First in a Series: RNC 'Autopsy' Looks Like an Inside Job

First in a Series: RNC 'Autopsy' Looks Like an Inside Job

On Monday, Republican National Committee Chairman Priebus announced that a five person team of insiders  will chair the committee responsible for his much promised “autopsy” of the failed 2012 Republican campaign. Priebus had promised that the “autopsy” would be conducted by outsiders, but a look at the backgrounds of the team members confirms what conservative and grassroots critics have suspected would be the case: it’s an inside job.

Politico reported the details:

The Republican National Committee is rolling out a plan to review what worked and what didn’t for the party in the 2012 cycle, appointing five people at the top of a committee that will make recommendations on things like demographics, messaging and fundraising.

The Growth and Opportunity Project is going to be chaired by RNC committee member Henry Barbour, longtime Jeb Bush adviser and political operative Sally Bradshaw, former George W. Bush press secretary Ari Fleischer, Puerto Rico RNC committee member Zori Fonalledas, and South Carolina RNC member Glenn McCall. Priebus, who is running for a second term, is holding a call with committee members to roll out the plan this afternoon.

The plan will not address two critical areas on which Breitbart has reported recently: (1) the apparent conflicts of interest involving personal and business connections between officials at the RNC and the Romney campaign and a handful of key vendors who were paid well over $150 million during the recent campaign and (2) the failure of the Republican online media efforts.

Instead, according to Monday’s RNC press release, the plan will be limited to these eight areas: (1) campaign mechanics and the ground game (2) fundraising (3) demographics (4) messaging (5) third party outside groups (6) campaign finance (7) the national primary process and (8) lessons learned from the Democrats.

Upon completion, the committee “will report their findings to Chairman Priebus and make recommendations for a long-term strategy for the future.”

Though Priebus had promised the autopsy would be conducted by “outsiders,” his definition of what constitutes an “outsider” appears to include those who currently office “outside the physical boundaries” of the Republican National Committee headquarters in Washington.

All five chairs are, by any other measure, quintessential Republican establishment insiders. Not one member of the commission is an identifiable conservative, Reaganite or tea party activist.
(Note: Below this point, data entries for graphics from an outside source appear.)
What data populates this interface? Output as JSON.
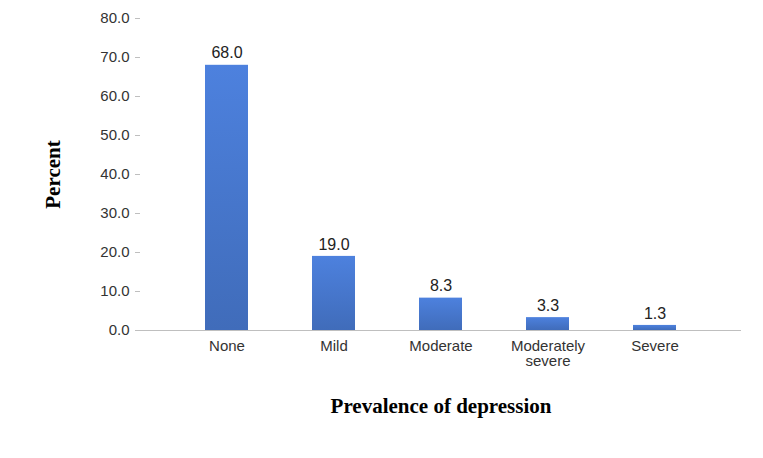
{
  "chart_data": {
    "type": "bar",
    "x_label": "Prevalence of depression",
    "y_label": "Percent",
    "categories": [
      "None",
      "Mild",
      "Moderate",
      "Moderately severe",
      "Severe"
    ],
    "values": [
      68.0,
      19.0,
      8.3,
      3.3,
      1.3
    ],
    "value_labels": [
      "68.0",
      "19.0",
      "8.3",
      "3.3",
      "1.3"
    ],
    "data_labels": true,
    "color": "#4472c4",
    "ylim": [
      0,
      80
    ],
    "yticks": [
      {
        "value": 0,
        "label": "0.0"
      },
      {
        "value": 10,
        "label": "10.0"
      },
      {
        "value": 20,
        "label": "20.0"
      },
      {
        "value": 30,
        "label": "30.0"
      },
      {
        "value": 40,
        "label": "40.0"
      },
      {
        "value": 50,
        "label": "50.0"
      },
      {
        "value": 60,
        "label": "60.0"
      },
      {
        "value": 70,
        "label": "70.0"
      },
      {
        "value": 80,
        "label": "80.0"
      }
    ],
    "grid": false
  }
}
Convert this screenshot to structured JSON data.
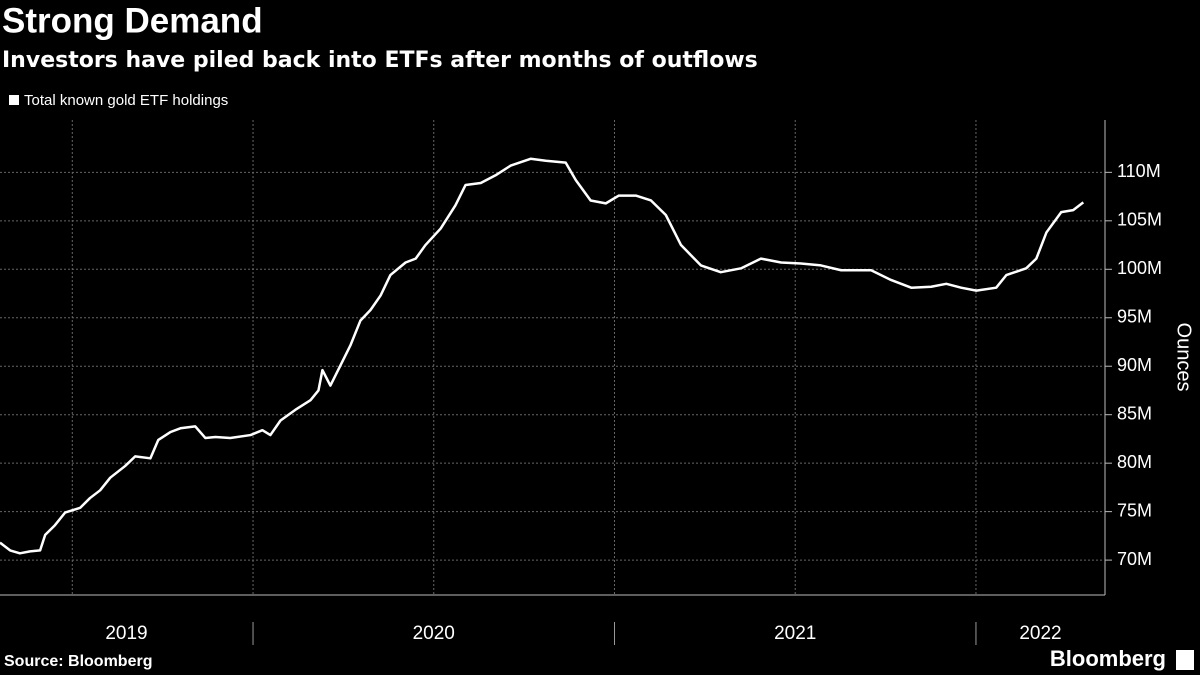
{
  "chart_data": {
    "type": "line",
    "title": "Strong Demand",
    "subtitle": "Investors have piled back into ETFs after months of outflows",
    "y_label": "Ounces",
    "source": "Source: Bloomberg",
    "brand": "Bloomberg",
    "x": [
      2019.3,
      2019.328,
      2019.355,
      2019.383,
      2019.411,
      2019.425,
      2019.452,
      2019.48,
      2019.522,
      2019.549,
      2019.577,
      2019.605,
      2019.646,
      2019.674,
      2019.716,
      2019.738,
      2019.771,
      2019.799,
      2019.84,
      2019.868,
      2019.896,
      2019.937,
      2019.993,
      2020.026,
      2020.048,
      2020.076,
      2020.117,
      2020.159,
      2020.181,
      2020.192,
      2020.214,
      2020.242,
      2020.27,
      2020.297,
      2020.325,
      2020.353,
      2020.38,
      2020.422,
      2020.45,
      2020.477,
      2020.519,
      2020.56,
      2020.588,
      2020.63,
      2020.671,
      2020.713,
      2020.768,
      2020.81,
      2020.865,
      2020.893,
      2020.934,
      2020.976,
      2021.012,
      2021.059,
      2021.101,
      2021.142,
      2021.184,
      2021.239,
      2021.294,
      2021.35,
      2021.405,
      2021.461,
      2021.516,
      2021.571,
      2021.627,
      2021.71,
      2021.765,
      2021.821,
      2021.876,
      2021.918,
      2021.959,
      2022.001,
      2022.056,
      2022.084,
      2022.139,
      2022.167,
      2022.195,
      2022.236,
      2022.269,
      2022.297
    ],
    "series": [
      {
        "name": "Total known gold ETF holdings",
        "color": "#ffffff",
        "values": [
          71.8,
          71.0,
          70.7,
          70.9,
          71.0,
          72.6,
          73.6,
          74.9,
          75.4,
          76.4,
          77.2,
          78.5,
          79.7,
          80.7,
          80.5,
          82.4,
          83.2,
          83.6,
          83.8,
          82.6,
          82.7,
          82.6,
          82.9,
          83.4,
          82.9,
          84.4,
          85.5,
          86.5,
          87.5,
          89.6,
          88.0,
          90.1,
          92.2,
          94.7,
          95.8,
          97.3,
          99.4,
          100.7,
          101.1,
          102.5,
          104.2,
          106.6,
          108.7,
          108.9,
          109.7,
          110.7,
          111.4,
          111.2,
          111.0,
          109.2,
          107.1,
          106.8,
          107.6,
          107.6,
          107.1,
          105.6,
          102.5,
          100.4,
          99.7,
          100.1,
          101.1,
          100.7,
          100.6,
          100.4,
          99.9,
          99.9,
          98.9,
          98.1,
          98.2,
          98.5,
          98.1,
          97.8,
          98.1,
          99.4,
          100.1,
          101.1,
          103.8,
          105.9,
          106.1,
          106.9
        ]
      }
    ],
    "xlim": [
      2019.3,
      2022.357
    ],
    "xticks": [
      {
        "value": 2019,
        "label": "2019"
      },
      {
        "value": 2020,
        "label": "2020"
      },
      {
        "value": 2021,
        "label": "2021"
      },
      {
        "value": 2022,
        "label": "2022"
      }
    ],
    "xgrid_ticks": [
      2019.5,
      2020,
      2020.5,
      2021,
      2021.5,
      2022
    ],
    "ylim": [
      66.4,
      115.4
    ],
    "yticks": [
      {
        "value": 70,
        "label": "70M"
      },
      {
        "value": 75,
        "label": "75M"
      },
      {
        "value": 80,
        "label": "80M"
      },
      {
        "value": 85,
        "label": "85M"
      },
      {
        "value": 90,
        "label": "90M"
      },
      {
        "value": 95,
        "label": "95M"
      },
      {
        "value": 100,
        "label": "100M"
      },
      {
        "value": 105,
        "label": "105M"
      },
      {
        "value": 110,
        "label": "110M"
      }
    ],
    "grid": true
  }
}
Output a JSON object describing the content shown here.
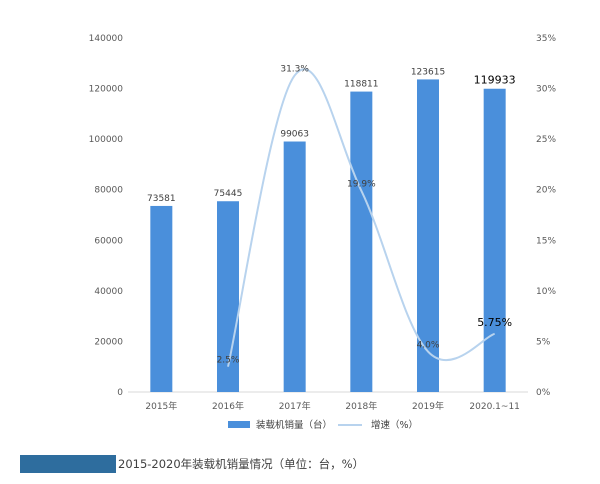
{
  "chart_data": {
    "type": "bar+line",
    "categories": [
      "2015年",
      "2016年",
      "2017年",
      "2018年",
      "2019年",
      "2020.1~11"
    ],
    "series": [
      {
        "name": "装载机销量（台）",
        "type": "bar",
        "axis": "left",
        "values": [
          73581,
          75445,
          99063,
          118811,
          123615,
          119933
        ],
        "labels": [
          "73581",
          "75445",
          "99063",
          "118811",
          "123615",
          "119933"
        ],
        "color": "#4a8fdb"
      },
      {
        "name": "增速（%）",
        "type": "line",
        "axis": "right",
        "values": [
          null,
          2.5,
          31.3,
          19.9,
          4.0,
          5.75
        ],
        "labels": [
          "",
          "2.5%",
          "31.3%",
          "19.9%",
          "4.0%",
          "5.75%"
        ],
        "color": "#b8d3ee"
      }
    ],
    "y_left": {
      "min": 0,
      "max": 140000,
      "ticks": [
        "0",
        "20000",
        "40000",
        "60000",
        "80000",
        "100000",
        "120000",
        "140000"
      ]
    },
    "y_right": {
      "min": 0,
      "max": 35,
      "ticks": [
        "0%",
        "5%",
        "10%",
        "15%",
        "20%",
        "25%",
        "30%",
        "35%"
      ]
    },
    "grid": false,
    "legend_position": "bottom"
  },
  "caption": "2015-2020年装载机销量情况（单位：台，%）"
}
Henry Barbour is the insider’s insider. He knows his way around the Republican National Committee offices, having worked there from 1992 to 1995. The nephew of former RNC Chairman and former Mississippi Governor Haley Barbour, Henry is well known as one of the most prolific lobbyists and behind the scenes power brokers in Republican politics today. The website of Barber’s firm, Capitol Resources, boasts of his “24 years of leadership roles in Mississippi and the National Republican Party.”

His accomplishments and connections within the Republican establishment are many, according to the web site. Most notably he “helped run RNC Chairman Reince Priebus’ campaign for chairman.”

He also served as his uncle’s campaign manager during his successful race for governor of Mississippi in 2003, managed Chip Pickering’s successful Mississippi congressional campaigns, and served on George H.W. Bush’s campaign staffs in 1988 and 1992.

Ari Fleischer is President George W. Bush’s former press secretary and currently runs a sports communication firm.

Sally Bradshaw is a Florida political operative  who worked on the 1988 George H.W. Bush campaign, served as Florida Governor Jeb Bush’s Chief of Staff, and worked for Romney for President in 2007 and 2008.

Glen McCall is a former Senior Vice President at Bank of America who spent 27 years in banking before becoming a political consultant in 2009. He currently serves as a Republican National Committee member from South Carolina. 

Zori Fonalledas is a Republican National Committee member from Puerto Rico. She was caught up in the Ron Paul seating controversy at the Republican National Convention in Tampa. Paul delegates booing the decision to not seat their fellow Ron Paul delegates were portrayed by some in the blogosphere as anti-Hispanic, because Ms. Fonalledas was the RNC official with the gavel at the time.

A senior RNC staffer that Politico reported has been assigned to assist the five chairs is also a well connected political insider.

Sara Armstrong is currently the Deputy Chief of Staff at the RNC, where she reports directly to current Chief of Staff Jeff Larson, the former FLS Connect, LLC partner now in charge of the separate “online media autopsy.” Armstrong is the former Deputy Chief of Staff for First Lady Laura Bush.

None of the five committee chairs have recent experience managing get-out-the-vote operations. Indeed, only Bradshaw and Barbour have any significant ground game experience in that area. But neither of these two have been intensively involved in the management of get-out-the-vote operations in more than a decade.

This lack of contemporary ground game experience is one of many flaws in the selection of these particular insiders to chair the committee. The ground game weakness is of particular significance. The failure of the Republican Party’s get-out-the-vote effort in 2012, and especially the well documented ORCA software program debacle, has been described by many analysts as a critical factor in Romney’s loss. 

This is the first in a series that will examine the RNC Autopsy Committee.